Barrio of Puerto Rico

Maleza Baja is a rural barrio in the municipality of Aguadilla, Puerto Rico. Its population in 2010 was 1,887.

==History==
Maleza Baja was in Spain's gazetteers until Puerto Rico was ceded by Spain in the aftermath of the Spanish–American War under the terms of the Treaty of Paris of 1898 and became an unincorporated territory of the United States.
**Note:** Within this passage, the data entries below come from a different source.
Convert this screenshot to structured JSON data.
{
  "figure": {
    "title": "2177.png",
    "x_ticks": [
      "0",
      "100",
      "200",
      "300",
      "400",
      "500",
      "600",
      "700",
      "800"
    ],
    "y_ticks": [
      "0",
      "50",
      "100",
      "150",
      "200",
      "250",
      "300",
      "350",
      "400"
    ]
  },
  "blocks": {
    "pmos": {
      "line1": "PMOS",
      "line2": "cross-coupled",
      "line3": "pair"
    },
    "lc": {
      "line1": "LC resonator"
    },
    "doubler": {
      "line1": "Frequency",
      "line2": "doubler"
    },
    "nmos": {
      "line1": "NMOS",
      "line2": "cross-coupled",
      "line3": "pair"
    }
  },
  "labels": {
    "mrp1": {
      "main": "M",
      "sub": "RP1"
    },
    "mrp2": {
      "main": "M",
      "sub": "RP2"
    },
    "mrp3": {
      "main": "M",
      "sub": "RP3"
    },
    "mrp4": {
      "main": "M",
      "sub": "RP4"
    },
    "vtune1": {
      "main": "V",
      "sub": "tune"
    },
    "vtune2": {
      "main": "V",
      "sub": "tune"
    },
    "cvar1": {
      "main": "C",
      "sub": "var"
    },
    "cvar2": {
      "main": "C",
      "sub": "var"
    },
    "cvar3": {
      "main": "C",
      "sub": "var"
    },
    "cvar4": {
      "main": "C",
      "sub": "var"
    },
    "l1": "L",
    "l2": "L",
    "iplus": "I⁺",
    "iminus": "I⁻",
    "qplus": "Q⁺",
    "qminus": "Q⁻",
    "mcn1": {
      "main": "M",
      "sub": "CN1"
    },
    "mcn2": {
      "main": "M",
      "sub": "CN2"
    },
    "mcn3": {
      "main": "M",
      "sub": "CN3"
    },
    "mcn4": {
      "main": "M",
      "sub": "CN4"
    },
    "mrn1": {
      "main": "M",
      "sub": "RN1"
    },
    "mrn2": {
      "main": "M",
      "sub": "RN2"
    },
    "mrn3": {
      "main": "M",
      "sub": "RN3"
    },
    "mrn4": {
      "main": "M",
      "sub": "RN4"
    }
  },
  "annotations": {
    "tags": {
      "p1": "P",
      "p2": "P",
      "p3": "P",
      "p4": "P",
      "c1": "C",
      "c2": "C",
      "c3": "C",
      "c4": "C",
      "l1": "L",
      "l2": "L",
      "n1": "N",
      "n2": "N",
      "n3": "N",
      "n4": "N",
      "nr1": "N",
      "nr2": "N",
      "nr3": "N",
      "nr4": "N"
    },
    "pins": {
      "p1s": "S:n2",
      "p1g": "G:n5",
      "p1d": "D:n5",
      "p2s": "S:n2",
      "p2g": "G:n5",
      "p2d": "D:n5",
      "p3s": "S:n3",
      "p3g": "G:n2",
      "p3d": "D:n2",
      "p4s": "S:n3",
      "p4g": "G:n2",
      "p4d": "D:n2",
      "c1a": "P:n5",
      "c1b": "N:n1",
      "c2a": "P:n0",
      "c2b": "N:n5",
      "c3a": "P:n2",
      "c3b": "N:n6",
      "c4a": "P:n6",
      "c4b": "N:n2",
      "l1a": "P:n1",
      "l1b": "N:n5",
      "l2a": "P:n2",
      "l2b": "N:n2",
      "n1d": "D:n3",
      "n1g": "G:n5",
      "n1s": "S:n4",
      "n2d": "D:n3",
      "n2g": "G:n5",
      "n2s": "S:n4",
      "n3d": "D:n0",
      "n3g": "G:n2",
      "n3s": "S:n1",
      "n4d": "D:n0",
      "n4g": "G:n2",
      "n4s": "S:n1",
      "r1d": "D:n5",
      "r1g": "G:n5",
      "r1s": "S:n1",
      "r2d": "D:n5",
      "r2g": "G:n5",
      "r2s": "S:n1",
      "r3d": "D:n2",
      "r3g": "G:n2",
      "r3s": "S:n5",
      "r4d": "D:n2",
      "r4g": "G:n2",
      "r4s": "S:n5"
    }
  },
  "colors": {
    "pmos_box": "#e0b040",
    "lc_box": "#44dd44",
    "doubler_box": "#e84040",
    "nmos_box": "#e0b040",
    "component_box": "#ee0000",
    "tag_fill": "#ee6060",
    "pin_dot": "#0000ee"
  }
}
In 1899, the United States Department of War conducted a census of Puerto Rico finding that the population of Maleza Baja barrio was 905.

Historical population
| Census | Pop. | Note | %± |
| 1900 | 905 |  | — |
| 1910 | 1,111 |  | 22.8% |
| 1920 | 1,250 |  | 12.5% |
| 1930 | 1,448 |  | 15.8% |
| 1940 | 297 |  | −79.5% |
| 1950 | 385 |  | 29.6% |
| 1960 | 2,628 |  | 582.6% |
| 1970 | 3,470 |  | 32.0% |
| 1980 | 284 |  | −91.8% |
| 1990 | 2,978 |  | 948.6% |
| 2000 | 3,058 |  | 2.7% |
| 2010 | 1,887 |  | −38.3% |
U.S. Decennial Census 1899 (shown as 1900) 1910-1930 1930-1950 1980-2000 2010

==Sectors==
Barrios (which are, in contemporary times, roughly comparable to minor civil divisions) in turn are further subdivided into smaller local populated place areas/units called sectores (sectors in English). The types of sectores may vary, from normally sector to urbanización to reparto to barriada to residencial, among others.

The following sectors are in Maleza Baja barrio:

Base Ramey,
Sector Las Villas,
Sector Martinica,
Sector Vista Ramey,
Urbanización Base Ramey, and Urbanización Las Villas Light House.